The morning presentations focused on Donation and included:

  • A panel discussion highlighting the recent implementation of recommendations of the into practice in Alberta through Bill 205, Human Tissue and Organ Donation (Mandatory Referral) Amendment Act, 2022;
  • A presentation on the importance of rethinking policies of mandated anonymity in deceased organ donation;
  • Presentations on the need for pragmatic and adaptive trials in organ donation.

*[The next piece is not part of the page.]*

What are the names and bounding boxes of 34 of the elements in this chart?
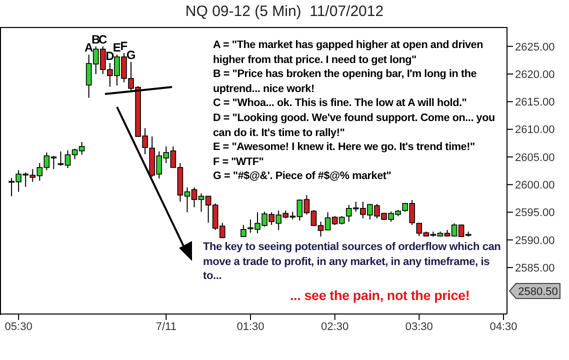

Following a lunch sponsored by Astra Zeneca, the afternoon presentations focused on Organ Perfusion and included presentations on:

  • Facilitators and barriers of ex situ heart perfusion in pediatric donation;
  • Ex situ lung perfusion with a porcine transplantation model;
  • Hepatic ischemia-reperfusion injury;
  • Normothermic ex vivo kidney perfusion.
After the presentations, we were pleased to offer additional activities:
  • The Frictions of Futurity and Cure in Transplant Medicine Discussion Lounge:
  • Indigenous Book Club: Growing reconciliation in ODT through Indigenous literature:
    • Participants read the novel Five Little Indians by Michelle Good and attended a discussion gathering hosted by Dr. Caroline Tait. This Book Club drew upon Indigenous fiction and created a safe and productive space to discuss complex health issues impacting First Nations, Métis, and Inuit peoples.
  • Trainee Three-Minute Thesis Presentations Part 1:
    • The next generation of donation and transplantation researchers presented their research as a Three Minute Thesis (3MT). Presentations during this session were related to CDTRP’s Theme 3 (Engineer and Allocate Better Grafts) and Theme 4 (Tailor an Optimal Immune System for Each Patient).
DAY TWO | Thursday, December 8, 2022

Morning sessions:

  • Focus on Exercise in Transplantation;
  • Bringing Narrative and Visual Research Methods to Transplant: An Experiential Workshop;
  • Focus on Equity, Utility and Access:
    • Exploring the information needs of African, Caribbean, and Black Community Members Regarding Living Donor Kidney Transplantation in Toronto, Ontario;
    • Examining questions of equity and utility for Indigenous patients living with end-stage organ failure.

Afternoon sessions:

  • Keynote Speaker, Dr. Robin Pierson: Xenotransplantation: The Path to Clinical Application;
  • Immunology presentations:
    • Glycocalyx engineering of vascularized grafts to achieve localized immunomodulation;
    • ABO antibody production in mice: The role of sex and T cells in natural versus induced anti-A antibodies;
    • Preliminary results of the first clinical trial to prevent graft rejection in heart transplant children employing a cellular therapy with autologous Treg obtained from thymic tissue (thyTreg).
After the presentations, we were pleased to offer additional activities:
  • The Frictions of Futurity and Cure in Transplant Medicine Discussion Lounge:
  • Workshop on developing a Framework for Evaluating Patient, Family, and Donor Impact within CDTRP;
  • Trainee Three-Minute Thesis Presentations Part 2:
    • The next generation of donation and transplantation researchers presented their research as a Three Minute Thesis (3MT). Presentations during this session were related to CDTRP’s Theme 1 (Improve a Culture of Donation), Theme 2 (Inform Universal Practices for Donation), and Theme 5 (Restoring Long-Term Health).
DAY THREE | Friday, December 9, 2022

Morning sessions:

  • A Vision for the Future of the Canadian Donation and Transplantation Research Ecosystem and the role of CDTRP;
  • CDTRP Media Workshop Series on ODT & Health Literacy;
  • Addressing critical emerging issues in COVID-19 in transplant recipients;
  • Artificial Intelligence and Transplantation.

SEE YOU NEXT YEAR FOR THE 10TH EDITION OF OUR ANNUAL SCIENTIFIC MEETING!